Segundo a publicação, apenas um filme lançado este ano, "Home of the brave", do diretor Irwin Winkler, trata da atual guerra dos Estados Unidos com o Iraque. Mas uma leva de produções tem muito a dizer sobre a crise que acontece hoje através de uma lente histórica, sejam as destruições da guerra ("A conquista da honra", "Cartas de Iwo Jima" e "O segredo de Berlim"), a corrupção ou a falta de visão dos poderosos ("A rainha", "O último rei da Escócia", "Maria Antonieta" e "Apocalypto"), ou terrorismo, tanto do passado ("Catch a fire") quanto mais recente ("Vôo United 93" e "As Torres Gêmeas").

O roteirista Peter Morgan, de "A rainha" e "O último rei da Escócia", explicou à Variety que essa tendência do cinema de mergulhar nos livros de história para contextualizar fatos atuais é mais do que uma questão prática, já que freqüentemente existe um grande espaço de tempo entre a produção de um filme e o momento em que ele de fato chega às telas, o que atrapalha quando a intenção é falar de acontecimentos atuais.

- Eu acho que precisamos de tempo para a poeira baixar. Com a exceção de "Vôo United 93", que é um relato do que aconteceu, uma transcrição de conversas gravadas, eu acho que devemos esperar dez anos para ter uma perspectiva, assim como os melhores filmes sobre o Vietnã foram todos feitos cerca de dez ou 15 anos depois - explicou.

Como Morgan, o diretor de "O último rei da Escócia", Kevin Macdonald, disse que tem lido muitos roteiros sobre o Iraque ultimamente, mas ele acha que são "muito duros e muito diretos... Abordar algo de uma forma metafórica pode ter um efeito maior, porque você está fazendo as pessoas pensarem numa questão de uma forma mais profunda", disse.

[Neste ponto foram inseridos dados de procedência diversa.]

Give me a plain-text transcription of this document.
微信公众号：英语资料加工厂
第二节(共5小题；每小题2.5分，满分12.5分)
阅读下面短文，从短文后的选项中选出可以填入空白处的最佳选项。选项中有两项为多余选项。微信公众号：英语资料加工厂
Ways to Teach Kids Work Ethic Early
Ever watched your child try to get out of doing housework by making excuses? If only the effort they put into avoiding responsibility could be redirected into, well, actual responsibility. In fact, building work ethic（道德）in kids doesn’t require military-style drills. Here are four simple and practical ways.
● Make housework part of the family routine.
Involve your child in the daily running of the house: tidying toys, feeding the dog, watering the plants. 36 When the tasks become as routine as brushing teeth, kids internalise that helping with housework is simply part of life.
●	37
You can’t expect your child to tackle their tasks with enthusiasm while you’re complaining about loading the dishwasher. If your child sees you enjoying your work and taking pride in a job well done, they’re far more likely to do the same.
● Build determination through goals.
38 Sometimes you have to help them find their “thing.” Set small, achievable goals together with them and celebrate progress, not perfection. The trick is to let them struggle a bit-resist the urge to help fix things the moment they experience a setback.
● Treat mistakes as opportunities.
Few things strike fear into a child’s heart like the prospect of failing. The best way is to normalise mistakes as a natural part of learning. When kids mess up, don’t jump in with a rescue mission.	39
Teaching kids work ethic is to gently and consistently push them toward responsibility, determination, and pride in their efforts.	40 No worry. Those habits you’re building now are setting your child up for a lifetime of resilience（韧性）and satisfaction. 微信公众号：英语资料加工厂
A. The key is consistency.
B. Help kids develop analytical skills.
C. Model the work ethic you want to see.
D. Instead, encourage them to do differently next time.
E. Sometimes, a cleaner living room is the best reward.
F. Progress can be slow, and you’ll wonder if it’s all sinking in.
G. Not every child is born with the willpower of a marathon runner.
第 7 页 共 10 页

A produtora de "Catch a fire", Robyn Slovo, cujos pais se envolveram diretamente com a batalha contra o apartheid narrada no filme, concorda que um drama político potente precisa de "tempo e perspectiva".

Enquanto "Catch a fire" foi feito primeiramente para contar "uma boa história" e "não discursar para ninguém", Slovo reconhece que o filme tem relevância atual ao fazer as pessoas pensarem sobre a liberdade - e a falta dela - a partir da interpretação de acontecimentos passados.

Robert Lorenz, que produziu os dois contos de Clint Eastwood sobre a Segunda Guerra Mundial "A conquista da honra" e "Cartas de Iwo Jima", disse que eles nunca planejaram levar a opiniões sobre eventos atuais, mas ele afirmou que isso não significa que o filme não tenha lições a transmitir.

- Nenhum dos filmes quer dizer nada sobre a Segunda Guerra ou a guerra em que estamos envolvidos agora. É só guerra, em geral, e a descrição de uma batalha de ambos os lados, é realmente sobre o impacto nas pessoas envolvidas - conta.

O estudioso da história do cinema David Bordwell explica que pode ser "mais seguro" para os cineastas tratarem de realidades contemporâneas de forma indireta, porque, ele diz, isso "os imuniza contra críticas de que teriam sido enfáticos demais" e evitaria "o risco", ele acrescenta, "de polarizar o público e de fazer certos setores sentirem que Hollywood é crítica ao mainstream".

O co-produtor e co-roteirista de "Apocalypto", Farhad Safinia concorda com o historiador.

- É quase impossível alcançar todo mundo, porque todas essas questões causam muita discórdia, mas se você pega esses mesmos assuntos e os ambienta 500 anos atrás, de repente, você é capaz de alcançar um público maior - disse - Você permite ao público se envolver com as questões mais facilmente e não se sentir menosprezado ou ofendido. É uma grande vantagem fazer filmes dentro de um contexto histórico. A última coisa que você quer é dizer às pessoas que a maneira que vivemos nossas vidas é errada.

Depois do 11 de setembro e das invasões ao Afeganistão e ao Iraque, cineastas vêm experimentando um ressurgimento de um cinema atual, mesmo que ele se passe no passado.

- Em termos de América, eu acho mesmo que tem a ver com o 11 de setembro. Poderia ter acontecido o contrário, com todo mundo querendo filmes que fizessem sentir-se melhor, mas me parece que o povo americano ficaram interessados em aprender mais. Há um apetite enorme por história de uma forma que não costumava acontecer. Costumava ser o "beijo da morte", mas agora, quando você leva uma história real a um financista, eles ficam muito interessados - diz Slovo.